Luciano Bianciardi ne ‘La Vita Agra’ lo chiamava il ‘torracchione’. Si riferiva al grattacielo Pirelli, che considerava il simbolo del potere manipolatore. Nella Milano di oggi quel grattacielo si è riprodotto generando uno skyline stile Tokyo. E’ la Milano della crisi economica e morale; quella distopica e quasi nichilista, ipertecnologica ma povera di prospettive, fobica e disumanizzata”.

Racconta così Pier Adduce il video che accompagna La promessa, primo estratto dal nuovo disco dei Guignol, Porteremo gli stessi panni. Un brano ispirato da Luciano Bianciardi e a lui dedicato “nel nome di quella promessa che Bianciardi fece all’amico operaio del marmo, scampato al tragico incidente alla cava, prima del trasferimento a Milano, raccontato appunto ne ‘La Vita Agra’ del 1962”.
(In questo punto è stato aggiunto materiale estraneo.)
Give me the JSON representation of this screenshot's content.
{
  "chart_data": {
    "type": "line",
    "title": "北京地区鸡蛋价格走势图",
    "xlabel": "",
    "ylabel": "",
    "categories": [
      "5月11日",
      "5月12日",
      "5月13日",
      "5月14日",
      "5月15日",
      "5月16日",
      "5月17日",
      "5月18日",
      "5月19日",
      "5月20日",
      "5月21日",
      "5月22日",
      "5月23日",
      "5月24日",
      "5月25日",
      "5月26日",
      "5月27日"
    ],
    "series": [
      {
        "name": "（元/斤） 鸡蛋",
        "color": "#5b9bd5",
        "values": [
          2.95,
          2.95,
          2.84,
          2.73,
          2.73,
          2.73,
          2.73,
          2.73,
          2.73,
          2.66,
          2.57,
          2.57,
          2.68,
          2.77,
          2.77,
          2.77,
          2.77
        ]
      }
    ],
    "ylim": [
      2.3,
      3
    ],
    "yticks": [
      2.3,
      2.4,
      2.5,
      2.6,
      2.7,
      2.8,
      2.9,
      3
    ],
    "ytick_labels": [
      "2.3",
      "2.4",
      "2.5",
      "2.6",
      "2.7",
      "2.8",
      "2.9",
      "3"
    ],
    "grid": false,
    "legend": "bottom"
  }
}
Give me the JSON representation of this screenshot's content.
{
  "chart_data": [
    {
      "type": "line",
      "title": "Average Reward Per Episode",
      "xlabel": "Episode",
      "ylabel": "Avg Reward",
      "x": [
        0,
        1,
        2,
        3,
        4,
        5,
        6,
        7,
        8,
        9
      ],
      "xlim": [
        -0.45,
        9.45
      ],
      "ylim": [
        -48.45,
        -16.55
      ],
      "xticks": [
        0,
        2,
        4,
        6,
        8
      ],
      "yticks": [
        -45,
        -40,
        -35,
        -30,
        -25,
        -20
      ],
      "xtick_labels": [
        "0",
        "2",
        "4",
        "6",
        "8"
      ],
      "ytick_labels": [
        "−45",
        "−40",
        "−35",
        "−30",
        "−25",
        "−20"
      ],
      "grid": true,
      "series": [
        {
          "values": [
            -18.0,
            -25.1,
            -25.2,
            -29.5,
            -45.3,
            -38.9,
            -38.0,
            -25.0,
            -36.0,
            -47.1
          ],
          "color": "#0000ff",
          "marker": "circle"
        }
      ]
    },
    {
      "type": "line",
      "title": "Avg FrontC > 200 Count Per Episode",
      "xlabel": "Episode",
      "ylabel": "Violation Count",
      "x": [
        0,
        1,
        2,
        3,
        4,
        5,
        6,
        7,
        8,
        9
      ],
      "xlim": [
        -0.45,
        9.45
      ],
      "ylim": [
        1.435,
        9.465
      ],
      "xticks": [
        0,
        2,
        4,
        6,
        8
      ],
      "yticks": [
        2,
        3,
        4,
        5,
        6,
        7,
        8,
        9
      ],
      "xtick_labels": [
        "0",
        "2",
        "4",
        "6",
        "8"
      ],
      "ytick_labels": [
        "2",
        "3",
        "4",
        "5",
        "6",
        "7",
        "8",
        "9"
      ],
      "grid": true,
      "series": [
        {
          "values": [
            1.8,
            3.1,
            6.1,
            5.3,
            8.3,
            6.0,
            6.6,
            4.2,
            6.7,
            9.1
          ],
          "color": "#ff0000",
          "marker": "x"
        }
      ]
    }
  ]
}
All’ombra del “torracchione” i videomaker Fabio Gallarati e Riccardo Tettamanti hanno raccontato una piccola storia di resistenza esistenziale, nella quale i protagonisti del video oppongono un modo di vivere differente, all’insegna di un passeggiare per nulla frenetico, di un apparente distacco dalle cose futili per cui ci arrabattiamo ogni giorno, alimentando il desiderio di intrattenersi in modo conviviale o cercando l’emozione di due sguardi che si incrociano. Un atteggiamento, quest’ultimo, che “non rappresenta solo un possibile rituale di approccio o seduzione ma anche un riconoscersi, in una certa maniera, e un concedersi, forse, una possibilità nuova e diversa, nonostante tutto”.